New Malware Targeting The Second Most Widely Used Desktop OS "Mac OS X"
From Palo Alto Networks, SentinelOne, and Synack, who are security researchers by profession have been analyzing a new malware sample from the past few weeks. That new malware sample is targeting Mac OS X.
Around the world, the HackingTeam sells surveillance software (a legal term for malware) to governments. The HackingTeam is a controversial Italian Company.
A series of malware has been discovered by the Claud Xiao, a security researcher from Palo Alto, that seems to him very suspicious. Once they had shared the binaries with infosec community, these all ended up in the hands of some OS X security specialists. According to both (SentinelOne's Pedro Vilaca and Synack's) the researchers, the new malware contains the malicious binaries which resembled same as the malware which was uncovered by the HackingTeam data breach last summer. Both are not sure at the moment that behind all these, Hacking Team is involved, but soon they will find it out.

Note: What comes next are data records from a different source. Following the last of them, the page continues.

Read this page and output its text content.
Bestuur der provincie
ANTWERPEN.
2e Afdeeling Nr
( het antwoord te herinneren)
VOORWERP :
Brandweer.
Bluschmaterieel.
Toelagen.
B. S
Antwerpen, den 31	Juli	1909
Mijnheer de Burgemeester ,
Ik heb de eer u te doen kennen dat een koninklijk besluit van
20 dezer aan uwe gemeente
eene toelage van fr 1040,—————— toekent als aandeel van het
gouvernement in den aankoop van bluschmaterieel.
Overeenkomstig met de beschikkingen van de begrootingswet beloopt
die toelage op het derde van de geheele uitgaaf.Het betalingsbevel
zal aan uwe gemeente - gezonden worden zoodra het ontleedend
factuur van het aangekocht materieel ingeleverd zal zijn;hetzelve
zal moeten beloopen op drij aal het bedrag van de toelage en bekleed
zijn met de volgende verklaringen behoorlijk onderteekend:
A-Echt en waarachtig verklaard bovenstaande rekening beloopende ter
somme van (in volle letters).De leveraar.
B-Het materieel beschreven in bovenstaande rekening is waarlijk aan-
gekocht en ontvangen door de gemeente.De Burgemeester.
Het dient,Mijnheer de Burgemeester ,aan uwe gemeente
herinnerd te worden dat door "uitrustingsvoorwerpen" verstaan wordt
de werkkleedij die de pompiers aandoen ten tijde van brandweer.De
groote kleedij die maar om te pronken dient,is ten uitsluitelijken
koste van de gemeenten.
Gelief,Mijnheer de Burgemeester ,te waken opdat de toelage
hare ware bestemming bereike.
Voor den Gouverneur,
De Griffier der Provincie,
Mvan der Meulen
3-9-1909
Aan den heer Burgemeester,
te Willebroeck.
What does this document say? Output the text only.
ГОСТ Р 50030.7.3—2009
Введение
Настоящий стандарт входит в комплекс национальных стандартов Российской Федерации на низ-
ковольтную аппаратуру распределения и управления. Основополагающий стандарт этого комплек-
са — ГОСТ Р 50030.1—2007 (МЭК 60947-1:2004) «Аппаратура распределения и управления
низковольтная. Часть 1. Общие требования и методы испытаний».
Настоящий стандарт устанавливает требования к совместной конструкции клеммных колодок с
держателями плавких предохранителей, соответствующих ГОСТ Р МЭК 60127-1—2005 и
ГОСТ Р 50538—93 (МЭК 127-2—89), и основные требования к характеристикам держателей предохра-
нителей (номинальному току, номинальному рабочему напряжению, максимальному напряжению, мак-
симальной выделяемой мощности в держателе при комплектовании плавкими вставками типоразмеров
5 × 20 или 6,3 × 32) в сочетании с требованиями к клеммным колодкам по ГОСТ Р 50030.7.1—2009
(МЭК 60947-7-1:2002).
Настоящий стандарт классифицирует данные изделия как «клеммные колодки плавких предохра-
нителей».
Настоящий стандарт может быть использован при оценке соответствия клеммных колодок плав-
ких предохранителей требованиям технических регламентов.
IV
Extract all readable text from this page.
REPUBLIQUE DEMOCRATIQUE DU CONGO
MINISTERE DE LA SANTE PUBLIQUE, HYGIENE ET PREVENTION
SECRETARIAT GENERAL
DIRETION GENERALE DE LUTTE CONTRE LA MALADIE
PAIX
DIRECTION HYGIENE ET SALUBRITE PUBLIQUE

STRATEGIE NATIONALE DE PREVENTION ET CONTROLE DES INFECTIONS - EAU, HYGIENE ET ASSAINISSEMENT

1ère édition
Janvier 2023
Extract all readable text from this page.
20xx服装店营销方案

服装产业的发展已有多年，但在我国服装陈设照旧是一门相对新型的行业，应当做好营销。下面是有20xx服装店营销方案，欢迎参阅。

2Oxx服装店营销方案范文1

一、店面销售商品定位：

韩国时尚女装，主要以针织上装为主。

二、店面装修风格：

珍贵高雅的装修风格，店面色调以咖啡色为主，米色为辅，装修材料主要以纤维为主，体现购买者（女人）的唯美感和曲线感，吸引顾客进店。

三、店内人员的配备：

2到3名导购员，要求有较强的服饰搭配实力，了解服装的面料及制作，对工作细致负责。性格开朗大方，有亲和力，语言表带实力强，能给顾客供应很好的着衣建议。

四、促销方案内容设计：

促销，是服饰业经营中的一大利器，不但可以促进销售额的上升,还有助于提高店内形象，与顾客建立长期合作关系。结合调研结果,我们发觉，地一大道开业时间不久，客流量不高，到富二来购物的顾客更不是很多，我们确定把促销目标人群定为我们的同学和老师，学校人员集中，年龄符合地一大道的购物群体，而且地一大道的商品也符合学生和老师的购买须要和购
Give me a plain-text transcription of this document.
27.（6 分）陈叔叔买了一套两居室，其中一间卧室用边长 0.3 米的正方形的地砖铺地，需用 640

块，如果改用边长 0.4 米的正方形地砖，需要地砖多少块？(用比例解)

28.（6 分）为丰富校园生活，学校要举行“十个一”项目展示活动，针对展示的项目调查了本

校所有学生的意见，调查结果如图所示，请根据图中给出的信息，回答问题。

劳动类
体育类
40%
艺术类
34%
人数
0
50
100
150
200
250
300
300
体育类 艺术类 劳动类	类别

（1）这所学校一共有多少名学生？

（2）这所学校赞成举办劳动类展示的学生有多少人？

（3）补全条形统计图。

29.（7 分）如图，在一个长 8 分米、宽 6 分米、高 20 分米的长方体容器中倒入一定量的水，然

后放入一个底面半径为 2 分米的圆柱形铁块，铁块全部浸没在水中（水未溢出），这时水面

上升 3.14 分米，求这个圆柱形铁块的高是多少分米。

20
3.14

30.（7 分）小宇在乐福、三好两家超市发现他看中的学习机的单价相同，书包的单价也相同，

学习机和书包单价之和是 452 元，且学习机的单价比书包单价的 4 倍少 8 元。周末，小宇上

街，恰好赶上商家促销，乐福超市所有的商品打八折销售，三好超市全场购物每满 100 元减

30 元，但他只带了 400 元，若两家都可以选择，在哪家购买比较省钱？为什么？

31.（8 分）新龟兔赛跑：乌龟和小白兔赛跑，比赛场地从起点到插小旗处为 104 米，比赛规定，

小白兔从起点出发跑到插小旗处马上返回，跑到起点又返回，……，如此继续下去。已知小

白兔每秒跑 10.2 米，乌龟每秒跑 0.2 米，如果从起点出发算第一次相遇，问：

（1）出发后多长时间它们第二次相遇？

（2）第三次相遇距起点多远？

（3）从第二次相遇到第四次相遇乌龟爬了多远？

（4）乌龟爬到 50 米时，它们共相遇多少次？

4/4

According to the researcher, malicious binaries that are contained by the malware are only droppers, not anything complex. If we talk about Droppers then it can be defined as the computer viruses classes that contain functions. They possess a capability to infect computers and are able to communicate with a C&C server and also the specific piece of malware variant can be downloaded, based on infected system details. When the researchers were analyzing the malware, they also found that, at that time antivirus engines in Google's VirusTotal service weren't flagging it as malicious.
The HackingTeam's Remote Control System (RCS) has been installed by the malware onto the computer, as this time malware is a "dropper". The code of "dropper" is also same as the code which was prior to their hack last year.
When the network of a HackingTeam in July 2015 was hacked, that time almost 400GB of confidential information was leaked which include emails, firms-government relationship, and many more sensitive information.
Now, this time, the target is Mac OS, the second most widely used desktop OS after Windows.
How to check whether you are affected or not?
To check if you are infected or not look for Bs-V7qIU.cYL or _9g4cBUb.psr which is dropped into the ~/Library/Preferences/8pHbqThW/ directory.
If you find any of these codes then delete that entire directory, and remove the ~/Library/LaunchAgents/com.apple.FinderExtAvt.plist file.